THE MORE OFTEN USED, THE GREATER THE BENEFITS
- Disposable nappies contain paper pulp, plastic, absorbent gels, chemical additives and perfumes. All these materials impact on the health of your child as well as the environment.
- The absorbing gel in nappies (sodium polyacrylate) has not been tested for long term effects on reproductive organs from 24-hour exposure. This chemical has been banned in the use of tampons because of a link to toxic shock syndrome.
- Studies at the University of Kiel in Germany have raised concerns about the rise in male infertility, which they link to the use of disposable nappies. Disposable nappies have been found to maintain testicles at higher temperatures, a potential cause of lower sperm counts.
- There is a misconception that disposables reduce nappy rash. In fact, research studies at Bristol University, Britain, indicate that the type of nappy has no bearing on nappy rash. Frequency of change and length of exposure to ammonia in urine especially when mixed with faeces are the factors affecting nappy rash. Any nappy left on for too long will result in irritation to baby's delicate skin.
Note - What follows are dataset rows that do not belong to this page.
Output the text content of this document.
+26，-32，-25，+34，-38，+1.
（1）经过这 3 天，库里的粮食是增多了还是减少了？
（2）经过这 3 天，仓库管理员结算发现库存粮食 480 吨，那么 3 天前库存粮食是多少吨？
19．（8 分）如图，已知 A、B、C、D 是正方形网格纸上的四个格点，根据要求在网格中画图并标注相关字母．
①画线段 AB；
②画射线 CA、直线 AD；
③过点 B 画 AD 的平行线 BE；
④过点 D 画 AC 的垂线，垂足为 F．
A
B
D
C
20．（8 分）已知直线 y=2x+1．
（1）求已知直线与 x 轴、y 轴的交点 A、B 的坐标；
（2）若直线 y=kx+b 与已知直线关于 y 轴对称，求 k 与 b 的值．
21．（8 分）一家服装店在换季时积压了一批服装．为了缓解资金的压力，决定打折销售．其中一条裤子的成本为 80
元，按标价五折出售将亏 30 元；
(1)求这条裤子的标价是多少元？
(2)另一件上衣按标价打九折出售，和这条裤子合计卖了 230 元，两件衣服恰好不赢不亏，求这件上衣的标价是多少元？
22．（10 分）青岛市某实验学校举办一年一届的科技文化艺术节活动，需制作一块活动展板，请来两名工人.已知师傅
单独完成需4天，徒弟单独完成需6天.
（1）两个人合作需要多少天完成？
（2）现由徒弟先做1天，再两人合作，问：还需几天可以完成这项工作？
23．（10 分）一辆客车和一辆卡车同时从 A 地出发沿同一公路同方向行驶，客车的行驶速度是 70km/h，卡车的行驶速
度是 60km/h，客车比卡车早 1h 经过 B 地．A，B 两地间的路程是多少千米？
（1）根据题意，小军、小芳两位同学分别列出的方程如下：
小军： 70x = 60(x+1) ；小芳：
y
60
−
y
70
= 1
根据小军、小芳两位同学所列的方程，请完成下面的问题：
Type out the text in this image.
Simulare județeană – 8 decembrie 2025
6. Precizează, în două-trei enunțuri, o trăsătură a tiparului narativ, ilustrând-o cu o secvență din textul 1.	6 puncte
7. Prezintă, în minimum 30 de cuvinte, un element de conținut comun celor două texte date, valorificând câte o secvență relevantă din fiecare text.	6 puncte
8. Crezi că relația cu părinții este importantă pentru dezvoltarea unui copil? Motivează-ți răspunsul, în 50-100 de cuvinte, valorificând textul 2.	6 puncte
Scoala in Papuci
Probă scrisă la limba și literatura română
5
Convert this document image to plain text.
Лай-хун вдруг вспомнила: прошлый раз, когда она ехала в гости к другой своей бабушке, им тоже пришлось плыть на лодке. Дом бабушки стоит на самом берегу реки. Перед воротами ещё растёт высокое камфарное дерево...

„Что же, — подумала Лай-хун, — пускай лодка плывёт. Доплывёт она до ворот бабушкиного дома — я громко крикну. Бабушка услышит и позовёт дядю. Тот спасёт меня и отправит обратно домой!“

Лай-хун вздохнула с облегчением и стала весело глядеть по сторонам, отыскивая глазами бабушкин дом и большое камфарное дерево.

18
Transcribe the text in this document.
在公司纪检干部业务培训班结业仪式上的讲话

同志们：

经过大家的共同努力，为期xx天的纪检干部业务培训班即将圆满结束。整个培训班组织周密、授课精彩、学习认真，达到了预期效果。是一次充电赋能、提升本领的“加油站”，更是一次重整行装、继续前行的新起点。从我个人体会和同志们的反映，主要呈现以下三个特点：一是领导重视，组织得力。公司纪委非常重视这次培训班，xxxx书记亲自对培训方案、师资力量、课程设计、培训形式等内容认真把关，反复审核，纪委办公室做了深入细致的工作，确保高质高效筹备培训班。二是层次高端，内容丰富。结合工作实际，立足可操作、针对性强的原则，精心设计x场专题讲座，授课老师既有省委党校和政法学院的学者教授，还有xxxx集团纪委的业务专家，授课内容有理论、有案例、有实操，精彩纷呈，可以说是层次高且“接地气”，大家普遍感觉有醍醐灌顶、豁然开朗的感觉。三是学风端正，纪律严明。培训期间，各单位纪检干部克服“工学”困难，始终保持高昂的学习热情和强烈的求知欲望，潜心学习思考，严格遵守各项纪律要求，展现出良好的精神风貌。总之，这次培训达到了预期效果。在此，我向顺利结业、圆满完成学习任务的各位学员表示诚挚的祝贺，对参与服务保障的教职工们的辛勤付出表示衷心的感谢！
- Disposal of human faeces along with household rubbish has been found to contain over 100 different viruses such as polio from vaccinated babies, which can survive for about 2 weeks and possibly contaminate ground water supplies.
- Nappy waste from hospitals etc. is usually incinerated. This is an expensive process, which carries health risks as toxic substances (such as dioxins) are released in air emissions and ash.
- Allergies to the chemicals used in disposables have been identified in some babies. Using natural cloth nappies alleviates some of the symptoms.